Would loading a large graph be sped up if I dropped all indices first and then re-added them?

I’m loading a large chunk of dbpedia (about 1 billion triples) on Virtuoso Open Source 7.2.6. I’ve been running count(*) queries periodically, and I get the sense that the whole load process is gradually slowing down. I wonder whether this is because, as indices grow in size, inserts become more expensive, so the bigger the index, the slower the inserts.

So I’m wondering whether it would speed things up if I:

  1. Dropped all indices
  2. Loaded in all the data
  3. re-indexed with the default indices

Would I be right to expect that this would be overall faster than my current approach?

Have you performance tuned your Virtuoso instance for RDF usage as detailed in the linked guide ? As if your load rate is slowing the Virtuoso server is probably running out of resources (memory) during the load and having to swap to and from disk, which will degrade performance.

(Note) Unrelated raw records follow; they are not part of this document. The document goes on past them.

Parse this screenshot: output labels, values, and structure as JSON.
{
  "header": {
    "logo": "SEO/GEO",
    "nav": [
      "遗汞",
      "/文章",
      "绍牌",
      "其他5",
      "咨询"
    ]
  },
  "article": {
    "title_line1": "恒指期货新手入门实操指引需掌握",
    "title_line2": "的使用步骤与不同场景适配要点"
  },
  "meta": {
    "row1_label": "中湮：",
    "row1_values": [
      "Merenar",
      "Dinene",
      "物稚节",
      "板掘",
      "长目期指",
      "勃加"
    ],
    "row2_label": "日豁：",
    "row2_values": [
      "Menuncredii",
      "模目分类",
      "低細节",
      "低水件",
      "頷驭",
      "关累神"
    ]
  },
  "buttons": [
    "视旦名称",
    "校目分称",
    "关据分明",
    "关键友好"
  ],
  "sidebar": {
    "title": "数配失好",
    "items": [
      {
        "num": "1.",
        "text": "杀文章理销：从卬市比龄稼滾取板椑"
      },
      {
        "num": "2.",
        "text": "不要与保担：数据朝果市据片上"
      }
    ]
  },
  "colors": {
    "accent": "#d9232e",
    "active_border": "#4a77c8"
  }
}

For 1 billion triples you would need at least 10GB RAM for hosting the dataset in memory during load for optimum performance, preferably with fast storage devices (SSD etc) to minimise performance loss if swapping to disk is required.

What are the specs of the machine you are using to load the data into interms of memory and CPUs especially ? Are you using the Virtuoso RDF Bulk Loader for the loading the datasets ? Note also the Virtuoso LD Meter Utility for monitoring RDF data load rates.

I doubt dropping the RDF_QUAD table indexes would help as if you are running out of resources loading with them in place, then you would hit the same problem when dropping and recreating the indexes.

Thank you for the prompt response! I realized that the two mistakes I was making were:

  • I forgot to performance-tune my installation, so Virtuoso was indeed under-utilizing resources
  • I was running Virtuoso within a docker installation which was configured to use a fraction of my machine’s overall resources.

After performance-tuning Virtuoso and re-configuring Docker to max out on my machine’s resources, I achieved a 80 million triple/hour insert rate, which is good enough for me. Thanks again.